In the 1920s and 1930s during French colonialism, the outfit was redesigned as a modern dress by a French-trained Vietnamese artist named Cat Tuong, or Le Mur.
As part of our tour in Vietnam, we will visit Hoi An, where you can put on a traditional ao dai and be taken around this historic charming town with a professional photographer.
The History of Ao Dai Dress Even though the ao dai is perceived as the symbol for traditional Vietnamese identity and femininity, its current form has only emerged after substantial foreign influence, making it the ao dai we know today.
Girls in white áo dài riding their bicycles to school have inspired many Vietnamese songs, poems, and paintings.
The front flap was extended to reach the ankle, and the form became more fitted.

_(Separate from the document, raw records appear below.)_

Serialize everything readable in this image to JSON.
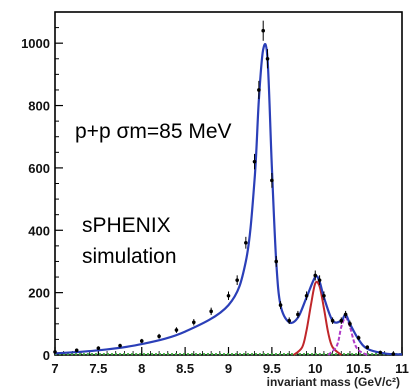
{
  "chart_data": {
    "type": "scatter",
    "xlabel": "invariant mass (GeV/c²)",
    "ylabel": "",
    "xlim": [
      7,
      11
    ],
    "ylim": [
      0,
      1100
    ],
    "x_ticks": [
      "7",
      "7.5",
      "8",
      "8.5",
      "9",
      "9.5",
      "10",
      "10.5",
      "11"
    ],
    "y_ticks": [
      "0",
      "200",
      "400",
      "600",
      "800",
      "1000"
    ],
    "annotations": [
      "p+p σm=85 MeV",
      "sPHENIX",
      "simulation"
    ],
    "grid": false,
    "colors": {
      "data": "#000000",
      "total_fit": "#2b3fb8",
      "upsilon_2s": "#c0262a",
      "upsilon_3s": "#b03cc8",
      "background": "#3aa83a"
    },
    "series": [
      {
        "role": "data",
        "style": "points-with-error-bars",
        "x": [
          7.0,
          7.25,
          7.5,
          7.75,
          8.0,
          8.2,
          8.4,
          8.6,
          8.8,
          9.0,
          9.1,
          9.2,
          9.3,
          9.35,
          9.4,
          9.45,
          9.5,
          9.55,
          9.6,
          9.7,
          9.8,
          9.9,
          10.0,
          10.05,
          10.1,
          10.2,
          10.3,
          10.35,
          10.4,
          10.5,
          10.6,
          10.75,
          10.9
        ],
        "y": [
          10,
          15,
          22,
          30,
          45,
          60,
          80,
          105,
          140,
          190,
          240,
          360,
          620,
          850,
          1040,
          950,
          560,
          300,
          160,
          110,
          130,
          190,
          255,
          240,
          190,
          110,
          110,
          130,
          100,
          55,
          25,
          8,
          3
        ]
      },
      {
        "role": "total-fit",
        "style": "line",
        "x": [
          7.0,
          7.5,
          8.0,
          8.5,
          9.0,
          9.2,
          9.3,
          9.35,
          9.4,
          9.45,
          9.5,
          9.55,
          9.6,
          9.7,
          9.8,
          9.9,
          10.0,
          10.05,
          10.1,
          10.2,
          10.3,
          10.35,
          10.4,
          10.5,
          10.6,
          10.8,
          11.0
        ],
        "y": [
          5,
          15,
          35,
          75,
          160,
          300,
          560,
          820,
          980,
          950,
          600,
          300,
          160,
          105,
          120,
          185,
          250,
          235,
          185,
          110,
          110,
          130,
          100,
          50,
          20,
          5,
          2
        ]
      },
      {
        "role": "upsilon-2s-component",
        "style": "line",
        "x": [
          9.75,
          9.85,
          9.9,
          9.95,
          10.0,
          10.05,
          10.1,
          10.15,
          10.2,
          10.3
        ],
        "y": [
          0,
          25,
          80,
          160,
          230,
          220,
          150,
          70,
          25,
          0
        ]
      },
      {
        "role": "upsilon-3s-component",
        "style": "line",
        "x": [
          10.15,
          10.25,
          10.3,
          10.35,
          10.4,
          10.45,
          10.5,
          10.6
        ],
        "y": [
          0,
          30,
          90,
          120,
          90,
          40,
          15,
          0
        ]
      },
      {
        "role": "background-component",
        "style": "dotted-line",
        "x": [
          7.0,
          8.0,
          9.0,
          10.0,
          11.0
        ],
        "y": [
          3,
          3,
          3,
          3,
          3
        ]
      }
    ]
  }
}
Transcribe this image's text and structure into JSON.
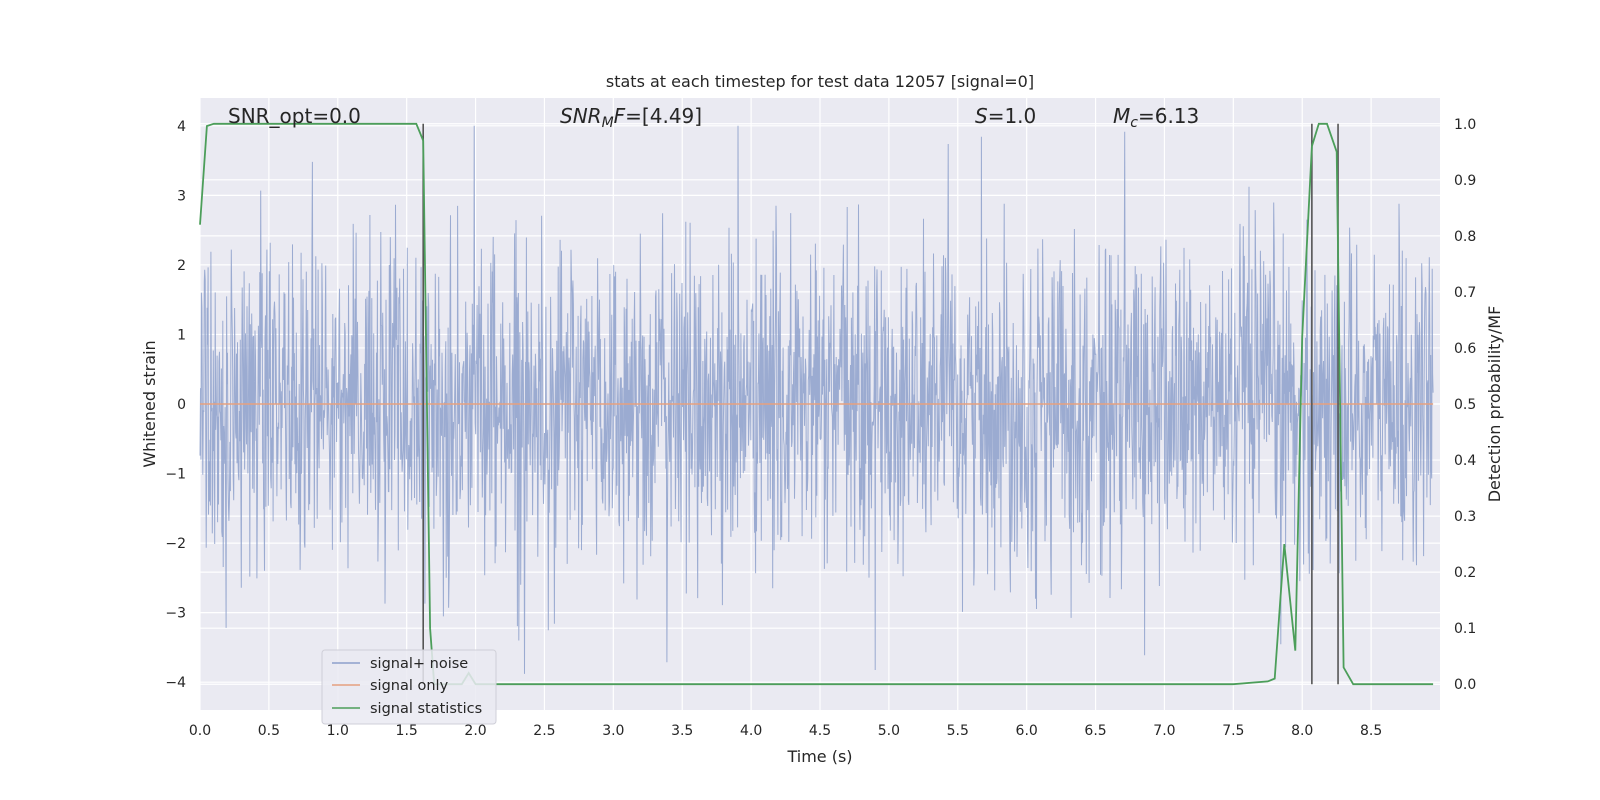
{
  "chart_data": {
    "type": "line",
    "title": "stats at each timestep for test data 12057 [signal=0]",
    "xlabel": "Time (s)",
    "ylabel": "Whitened strain",
    "y2label": "Detection probability/MF",
    "xlim": [
      0.0,
      9.0
    ],
    "ylim": [
      -4.4,
      4.4
    ],
    "y2lim": [
      -0.046,
      1.046
    ],
    "x_ticks": [
      "0.0",
      "0.5",
      "1.0",
      "1.5",
      "2.0",
      "2.5",
      "3.0",
      "3.5",
      "4.0",
      "4.5",
      "5.0",
      "5.5",
      "6.0",
      "6.5",
      "7.0",
      "7.5",
      "8.0",
      "8.5"
    ],
    "y_ticks": [
      "−4",
      "−3",
      "−2",
      "−1",
      "0",
      "1",
      "2",
      "3",
      "4"
    ],
    "y2_ticks": [
      "0.0",
      "0.1",
      "0.2",
      "0.3",
      "0.4",
      "0.5",
      "0.6",
      "0.7",
      "0.8",
      "0.9",
      "1.0"
    ],
    "grid": true,
    "legend_position": "lower-left",
    "annotations": {
      "snr_opt": "SNR_opt=0.0",
      "snr_mf_label": "SNR",
      "snr_mf_sub": "M",
      "snr_mf_rest": "F=[4.49]",
      "s_label": "S",
      "s_rest": "=1.0",
      "mc_label": "M",
      "mc_sub": "c",
      "mc_rest": "=6.13"
    },
    "series": [
      {
        "name": "signal+ noise",
        "color": "#8da0cb",
        "description_range": [
          -4.0,
          4.0
        ],
        "sampling_note": "dense whitened noise trace, roughly symmetric, |amplitude| mostly between 1.5 and 3.5"
      },
      {
        "name": "signal only",
        "color": "#e5a07f",
        "x": [
          0.0,
          9.0
        ],
        "y": [
          0.0,
          0.0
        ]
      },
      {
        "name": "signal statistics",
        "color": "#4c9e5a",
        "axis": "right",
        "x": [
          0.0,
          0.05,
          0.1,
          0.2,
          0.5,
          1.0,
          1.5,
          1.57,
          1.62,
          1.67,
          1.7,
          1.75,
          1.8,
          1.9,
          1.95,
          2.0,
          2.5,
          3.0,
          3.5,
          4.0,
          4.5,
          5.0,
          5.5,
          6.0,
          6.5,
          7.0,
          7.5,
          7.75,
          7.8,
          7.87,
          7.95,
          8.0,
          8.07,
          8.12,
          8.18,
          8.25,
          8.3,
          8.37,
          8.5,
          8.95
        ],
        "y": [
          0.82,
          0.996,
          1.0,
          1.0,
          1.0,
          1.0,
          1.0,
          1.0,
          0.97,
          0.1,
          0.0,
          0.0,
          0.0,
          0.0,
          0.02,
          0.0,
          0.0,
          0.0,
          0.0,
          0.0,
          0.0,
          0.0,
          0.0,
          0.0,
          0.0,
          0.0,
          0.0,
          0.005,
          0.01,
          0.25,
          0.06,
          0.62,
          0.96,
          1.0,
          1.0,
          0.95,
          0.03,
          0.0,
          0.0,
          0.0
        ]
      }
    ],
    "vertical_lines_x": [
      1.62,
      8.07,
      8.26
    ],
    "legend": [
      {
        "label": "signal+ noise",
        "color": "#8da0cb"
      },
      {
        "label": "signal only",
        "color": "#e5a07f"
      },
      {
        "label": "signal statistics",
        "color": "#4c9e5a"
      }
    ]
  }
}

The modern ao dai is cooler and more breathable than the ancient ao dai.
After the establishment of the Democratic Republic of Vietnam, Hồ Chí Minh penned an essay in 1947 noting that the áo dài was not fit for the fields or the factory, asking Vietnamese to adapt their attire to be more efficient for work.
An ao dai is split from the waist into two flowing pieces split and needs to be worn with pants underneath.
Check out the following links to learn more about our tours and get a head start on planning your hassle-free vacation today! Some of these new takes on the traditional dress have made it more practical, which means they can be worn in less formal settings.
The word 'ao dai' was originally used in the 18th century, during the Nguyen dynasty when Chinese-style clothing was mandated.
Description: The various modern versions of ao dai seek to show the femininity of women and are therefore more popular in women's fashion.